Rasshivayev, who worked as a surfing instructor in Europe and the Dominican Republic, was hit with the same euphoria when he rode his first wave in the Russian Far East city of Vladivostok.

 It was “absolutely unbelievable,” he said. “At that moment I understood perfectly that the surfing journey of my life brought me back to my native country.”

 But it is the sub-zero temperatures and price of getting to these remote regions that concern many other Russian surfers, including Darya Strekalina, a research assistant at the National University of Science and Technology. She has surfed in Morocco and the Dominican Republic, but never in Russia.

 “It costs about the same to go to Kamchatka as a trip to Bali,” Strekalina explained to The Moscow Times. “And Russians are more likely to go to Bali. Kamchatka is more for fanatics.”

 It was this kind of skepticism that motivated Tatiana Tsibikova to found the Surfest Russia festival three years ago. After a surfing trip to Murmansk, in northwestern Russia, Tsibikova says she came back “changed” and became a staunch campaigner for surfing in Russia.

 With Surfest — a day of lectures, activities and exhibits — she tries to encourage Muscovites to take up surfing; she wants them to know that it is possible to surf at home.

 “A lot of people laugh or are surprised. Surfing in Moscow? We don’t even have a sea, not to mention an ocean,” Tsibikova says, echoing the disbelief she hears. “It will take time to show them that it is possible to surf in Russia.” 

Tokyo 2020

 Since surfing was included on the Olympic agenda in 2016, there has been growing interest in competitive surfing across the country. A national surfing championship starting this summer in Kaliningrad, St. Petersburg and Sochi will determine who is eligible to compete for places on Russia’s Olympic team. 

But Yevgeny Isakov, a Kaliningrad native who started the Konig Surf Club in his hometown and has surfed competitively for Russia, says the sport still struggles to be taken seriously. 

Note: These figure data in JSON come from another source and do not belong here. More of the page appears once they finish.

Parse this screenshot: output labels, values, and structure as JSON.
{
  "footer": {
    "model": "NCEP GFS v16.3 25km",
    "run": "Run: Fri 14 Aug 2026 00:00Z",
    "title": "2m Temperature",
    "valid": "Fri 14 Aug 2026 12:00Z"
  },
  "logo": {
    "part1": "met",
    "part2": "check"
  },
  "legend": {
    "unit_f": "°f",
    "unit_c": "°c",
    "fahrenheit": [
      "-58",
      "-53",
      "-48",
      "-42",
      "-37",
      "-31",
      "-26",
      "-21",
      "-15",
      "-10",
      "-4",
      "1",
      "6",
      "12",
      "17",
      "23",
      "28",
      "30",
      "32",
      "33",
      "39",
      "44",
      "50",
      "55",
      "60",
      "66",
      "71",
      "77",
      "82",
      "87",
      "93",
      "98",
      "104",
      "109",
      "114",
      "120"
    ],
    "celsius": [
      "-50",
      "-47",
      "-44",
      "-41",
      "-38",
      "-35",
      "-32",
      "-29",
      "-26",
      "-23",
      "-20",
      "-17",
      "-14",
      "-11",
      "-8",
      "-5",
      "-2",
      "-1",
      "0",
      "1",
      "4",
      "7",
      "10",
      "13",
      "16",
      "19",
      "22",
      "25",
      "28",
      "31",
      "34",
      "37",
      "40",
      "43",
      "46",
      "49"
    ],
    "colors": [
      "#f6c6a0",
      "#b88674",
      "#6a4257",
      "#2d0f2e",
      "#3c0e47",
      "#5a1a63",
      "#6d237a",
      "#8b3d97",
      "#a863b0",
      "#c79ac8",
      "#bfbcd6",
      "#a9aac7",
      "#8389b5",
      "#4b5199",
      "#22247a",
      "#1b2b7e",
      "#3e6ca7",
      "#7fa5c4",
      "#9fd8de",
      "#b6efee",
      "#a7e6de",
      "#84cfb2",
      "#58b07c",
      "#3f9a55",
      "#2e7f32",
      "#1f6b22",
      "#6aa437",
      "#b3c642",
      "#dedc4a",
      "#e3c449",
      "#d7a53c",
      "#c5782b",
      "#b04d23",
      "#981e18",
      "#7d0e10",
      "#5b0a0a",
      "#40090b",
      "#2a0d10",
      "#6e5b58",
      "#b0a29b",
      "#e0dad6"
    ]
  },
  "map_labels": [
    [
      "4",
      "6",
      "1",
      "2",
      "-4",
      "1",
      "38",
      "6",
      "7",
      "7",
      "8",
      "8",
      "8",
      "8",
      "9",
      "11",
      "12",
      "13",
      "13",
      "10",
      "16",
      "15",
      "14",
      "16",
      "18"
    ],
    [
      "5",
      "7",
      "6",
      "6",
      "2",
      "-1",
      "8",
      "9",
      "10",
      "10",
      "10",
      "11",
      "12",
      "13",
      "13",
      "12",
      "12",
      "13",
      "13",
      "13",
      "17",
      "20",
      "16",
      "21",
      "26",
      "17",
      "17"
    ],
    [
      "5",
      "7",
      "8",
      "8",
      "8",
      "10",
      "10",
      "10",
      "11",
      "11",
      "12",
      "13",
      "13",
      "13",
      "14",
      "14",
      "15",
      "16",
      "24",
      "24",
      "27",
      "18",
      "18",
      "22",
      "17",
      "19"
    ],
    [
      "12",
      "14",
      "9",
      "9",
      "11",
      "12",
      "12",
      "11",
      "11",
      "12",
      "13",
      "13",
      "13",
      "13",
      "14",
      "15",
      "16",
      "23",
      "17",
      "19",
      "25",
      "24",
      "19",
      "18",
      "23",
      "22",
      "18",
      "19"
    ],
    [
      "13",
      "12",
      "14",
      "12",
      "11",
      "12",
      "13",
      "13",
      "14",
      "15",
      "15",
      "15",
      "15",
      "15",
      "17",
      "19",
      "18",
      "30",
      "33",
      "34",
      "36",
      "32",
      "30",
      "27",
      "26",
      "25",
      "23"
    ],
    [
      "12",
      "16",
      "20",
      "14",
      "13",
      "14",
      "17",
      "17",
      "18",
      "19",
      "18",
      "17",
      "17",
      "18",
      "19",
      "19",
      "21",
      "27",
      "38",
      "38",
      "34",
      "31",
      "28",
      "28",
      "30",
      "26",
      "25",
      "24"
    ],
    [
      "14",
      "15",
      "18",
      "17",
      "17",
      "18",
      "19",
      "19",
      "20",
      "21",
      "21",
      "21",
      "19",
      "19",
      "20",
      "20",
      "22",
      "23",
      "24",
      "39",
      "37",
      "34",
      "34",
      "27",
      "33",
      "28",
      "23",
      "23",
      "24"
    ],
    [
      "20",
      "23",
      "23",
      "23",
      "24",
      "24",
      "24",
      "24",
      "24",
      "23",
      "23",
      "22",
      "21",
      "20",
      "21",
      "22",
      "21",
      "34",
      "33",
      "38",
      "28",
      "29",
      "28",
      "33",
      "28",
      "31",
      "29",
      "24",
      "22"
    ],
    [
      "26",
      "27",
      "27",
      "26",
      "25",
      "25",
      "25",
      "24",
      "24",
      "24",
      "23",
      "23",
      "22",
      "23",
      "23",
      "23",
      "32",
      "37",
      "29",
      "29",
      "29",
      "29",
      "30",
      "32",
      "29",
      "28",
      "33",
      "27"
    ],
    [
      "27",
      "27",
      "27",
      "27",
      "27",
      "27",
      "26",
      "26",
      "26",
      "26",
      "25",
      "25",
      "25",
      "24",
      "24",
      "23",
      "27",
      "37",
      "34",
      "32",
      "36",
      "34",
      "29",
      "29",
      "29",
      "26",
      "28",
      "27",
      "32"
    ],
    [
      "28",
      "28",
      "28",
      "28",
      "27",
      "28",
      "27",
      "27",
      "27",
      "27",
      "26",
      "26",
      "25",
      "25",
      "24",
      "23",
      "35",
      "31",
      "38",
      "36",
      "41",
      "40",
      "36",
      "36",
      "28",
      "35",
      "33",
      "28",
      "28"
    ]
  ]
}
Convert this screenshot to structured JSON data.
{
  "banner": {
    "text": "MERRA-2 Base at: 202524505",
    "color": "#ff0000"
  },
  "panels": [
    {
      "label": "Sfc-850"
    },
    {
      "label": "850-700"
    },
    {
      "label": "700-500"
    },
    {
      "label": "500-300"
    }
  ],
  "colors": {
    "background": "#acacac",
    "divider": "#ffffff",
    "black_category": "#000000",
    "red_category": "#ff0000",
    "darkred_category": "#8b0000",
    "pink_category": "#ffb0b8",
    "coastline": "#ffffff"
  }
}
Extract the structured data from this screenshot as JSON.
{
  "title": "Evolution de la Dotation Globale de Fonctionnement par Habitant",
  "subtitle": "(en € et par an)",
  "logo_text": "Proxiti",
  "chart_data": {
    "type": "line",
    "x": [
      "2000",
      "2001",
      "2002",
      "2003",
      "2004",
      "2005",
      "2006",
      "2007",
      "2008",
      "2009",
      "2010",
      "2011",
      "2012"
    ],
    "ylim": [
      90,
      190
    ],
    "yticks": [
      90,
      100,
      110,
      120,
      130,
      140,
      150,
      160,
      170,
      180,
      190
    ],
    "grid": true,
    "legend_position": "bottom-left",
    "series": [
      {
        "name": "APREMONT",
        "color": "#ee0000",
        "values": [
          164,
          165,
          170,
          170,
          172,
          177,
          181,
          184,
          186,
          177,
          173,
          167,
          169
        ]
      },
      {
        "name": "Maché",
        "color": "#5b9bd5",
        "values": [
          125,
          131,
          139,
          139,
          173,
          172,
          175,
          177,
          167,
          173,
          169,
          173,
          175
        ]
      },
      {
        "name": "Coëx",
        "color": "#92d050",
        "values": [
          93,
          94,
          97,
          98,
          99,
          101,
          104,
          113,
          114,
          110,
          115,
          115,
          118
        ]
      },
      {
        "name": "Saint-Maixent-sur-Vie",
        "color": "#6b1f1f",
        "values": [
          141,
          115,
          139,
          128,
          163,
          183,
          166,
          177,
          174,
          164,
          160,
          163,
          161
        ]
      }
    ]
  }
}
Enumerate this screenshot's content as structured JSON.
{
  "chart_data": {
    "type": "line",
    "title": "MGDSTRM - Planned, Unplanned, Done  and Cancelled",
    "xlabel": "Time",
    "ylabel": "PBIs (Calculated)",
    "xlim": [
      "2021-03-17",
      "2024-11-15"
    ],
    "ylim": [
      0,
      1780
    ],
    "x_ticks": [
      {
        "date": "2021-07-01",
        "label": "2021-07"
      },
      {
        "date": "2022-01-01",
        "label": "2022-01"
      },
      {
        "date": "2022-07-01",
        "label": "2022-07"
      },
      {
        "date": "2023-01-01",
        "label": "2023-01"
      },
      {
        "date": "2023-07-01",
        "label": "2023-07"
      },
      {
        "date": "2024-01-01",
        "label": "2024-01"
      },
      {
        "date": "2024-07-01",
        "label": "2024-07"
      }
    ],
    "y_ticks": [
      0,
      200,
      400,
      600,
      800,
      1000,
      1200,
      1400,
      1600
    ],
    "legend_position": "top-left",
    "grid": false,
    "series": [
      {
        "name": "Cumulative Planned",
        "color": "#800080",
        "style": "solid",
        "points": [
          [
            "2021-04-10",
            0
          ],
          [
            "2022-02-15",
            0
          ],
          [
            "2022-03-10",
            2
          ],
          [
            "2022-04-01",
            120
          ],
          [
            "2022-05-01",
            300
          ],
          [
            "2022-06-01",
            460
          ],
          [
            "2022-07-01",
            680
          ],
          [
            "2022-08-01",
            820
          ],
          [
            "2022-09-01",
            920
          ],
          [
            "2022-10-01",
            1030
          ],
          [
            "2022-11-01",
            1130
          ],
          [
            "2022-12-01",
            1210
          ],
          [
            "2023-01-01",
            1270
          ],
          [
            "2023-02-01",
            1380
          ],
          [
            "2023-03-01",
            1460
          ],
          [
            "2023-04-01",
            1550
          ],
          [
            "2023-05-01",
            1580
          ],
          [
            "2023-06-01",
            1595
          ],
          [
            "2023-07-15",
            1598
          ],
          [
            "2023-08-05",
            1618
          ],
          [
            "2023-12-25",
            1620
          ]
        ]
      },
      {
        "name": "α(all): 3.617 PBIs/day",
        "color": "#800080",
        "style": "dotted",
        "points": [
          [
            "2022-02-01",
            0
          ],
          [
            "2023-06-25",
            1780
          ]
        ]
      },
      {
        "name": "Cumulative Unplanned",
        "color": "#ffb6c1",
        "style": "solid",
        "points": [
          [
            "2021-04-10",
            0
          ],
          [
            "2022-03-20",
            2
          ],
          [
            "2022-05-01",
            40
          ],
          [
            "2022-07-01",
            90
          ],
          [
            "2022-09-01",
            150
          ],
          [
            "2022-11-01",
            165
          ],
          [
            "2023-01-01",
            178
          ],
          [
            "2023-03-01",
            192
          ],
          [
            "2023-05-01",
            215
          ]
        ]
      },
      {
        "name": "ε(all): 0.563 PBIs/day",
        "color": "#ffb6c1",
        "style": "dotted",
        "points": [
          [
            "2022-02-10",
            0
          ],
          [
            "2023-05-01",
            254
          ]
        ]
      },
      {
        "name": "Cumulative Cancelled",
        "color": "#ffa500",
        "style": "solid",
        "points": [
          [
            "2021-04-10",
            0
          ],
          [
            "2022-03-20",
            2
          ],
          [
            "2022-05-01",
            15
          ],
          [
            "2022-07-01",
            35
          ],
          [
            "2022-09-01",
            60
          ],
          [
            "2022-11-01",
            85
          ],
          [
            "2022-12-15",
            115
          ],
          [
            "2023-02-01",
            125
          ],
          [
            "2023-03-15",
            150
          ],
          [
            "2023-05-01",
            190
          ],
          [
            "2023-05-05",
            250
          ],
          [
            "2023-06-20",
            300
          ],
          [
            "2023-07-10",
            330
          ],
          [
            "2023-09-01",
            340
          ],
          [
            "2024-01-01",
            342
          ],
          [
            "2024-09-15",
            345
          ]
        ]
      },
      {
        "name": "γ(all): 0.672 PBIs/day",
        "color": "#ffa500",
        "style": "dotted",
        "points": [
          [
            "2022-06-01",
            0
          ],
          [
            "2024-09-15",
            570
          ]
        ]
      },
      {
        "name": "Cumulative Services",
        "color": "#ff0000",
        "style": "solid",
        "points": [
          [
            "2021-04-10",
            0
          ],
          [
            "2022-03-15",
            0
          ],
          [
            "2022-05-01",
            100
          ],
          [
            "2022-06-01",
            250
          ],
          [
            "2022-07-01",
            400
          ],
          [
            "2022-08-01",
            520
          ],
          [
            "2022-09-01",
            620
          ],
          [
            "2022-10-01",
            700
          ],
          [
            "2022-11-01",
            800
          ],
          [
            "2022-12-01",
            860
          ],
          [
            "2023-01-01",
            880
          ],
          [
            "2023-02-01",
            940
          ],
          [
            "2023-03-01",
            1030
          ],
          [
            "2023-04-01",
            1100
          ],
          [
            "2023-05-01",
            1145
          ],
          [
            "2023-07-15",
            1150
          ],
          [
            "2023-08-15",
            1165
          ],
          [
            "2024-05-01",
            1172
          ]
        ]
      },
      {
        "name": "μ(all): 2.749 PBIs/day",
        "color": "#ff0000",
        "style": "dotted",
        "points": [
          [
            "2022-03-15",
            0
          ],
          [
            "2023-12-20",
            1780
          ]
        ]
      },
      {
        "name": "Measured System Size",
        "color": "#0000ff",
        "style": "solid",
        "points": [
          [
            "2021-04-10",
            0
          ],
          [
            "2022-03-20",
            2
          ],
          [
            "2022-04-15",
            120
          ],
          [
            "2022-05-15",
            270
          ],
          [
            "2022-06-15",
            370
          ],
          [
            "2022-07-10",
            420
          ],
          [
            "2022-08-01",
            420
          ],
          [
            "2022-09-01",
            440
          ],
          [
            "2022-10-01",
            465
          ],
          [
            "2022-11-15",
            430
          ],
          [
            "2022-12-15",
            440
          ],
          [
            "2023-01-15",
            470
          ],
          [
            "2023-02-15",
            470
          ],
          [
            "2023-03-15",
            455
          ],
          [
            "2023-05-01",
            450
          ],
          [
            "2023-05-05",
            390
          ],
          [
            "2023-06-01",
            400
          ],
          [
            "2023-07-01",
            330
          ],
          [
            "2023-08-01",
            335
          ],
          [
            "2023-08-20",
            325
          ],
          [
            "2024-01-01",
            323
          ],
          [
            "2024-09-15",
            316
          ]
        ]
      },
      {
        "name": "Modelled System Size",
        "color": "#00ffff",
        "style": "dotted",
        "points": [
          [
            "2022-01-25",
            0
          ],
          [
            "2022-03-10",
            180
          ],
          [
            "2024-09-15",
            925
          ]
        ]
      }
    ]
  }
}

 “The term ‘professional surfer’ is something of a fantasy right now,” he says. “Several generations need to pass until surfers are seen as professional athletes.”

 Still, Russian surfing has come on leaps and bounds since Rasshivayev first saw “Point Break.”

 A surfing federation, headed by Rasshivayev, was established in 2008. In 2015 surfing was recognized as an official sport by the Russian government. Competitions have been held regularly since 2010 and the federation is looking for partners to build an artificial wave pool in Moscow.

 “I am unbelievably jealous of them all,” Rasshivayev said of Russia’s budding surfers and the relative ease with which they can take up the sport. “For me, getting into surfing required a lot of determination.”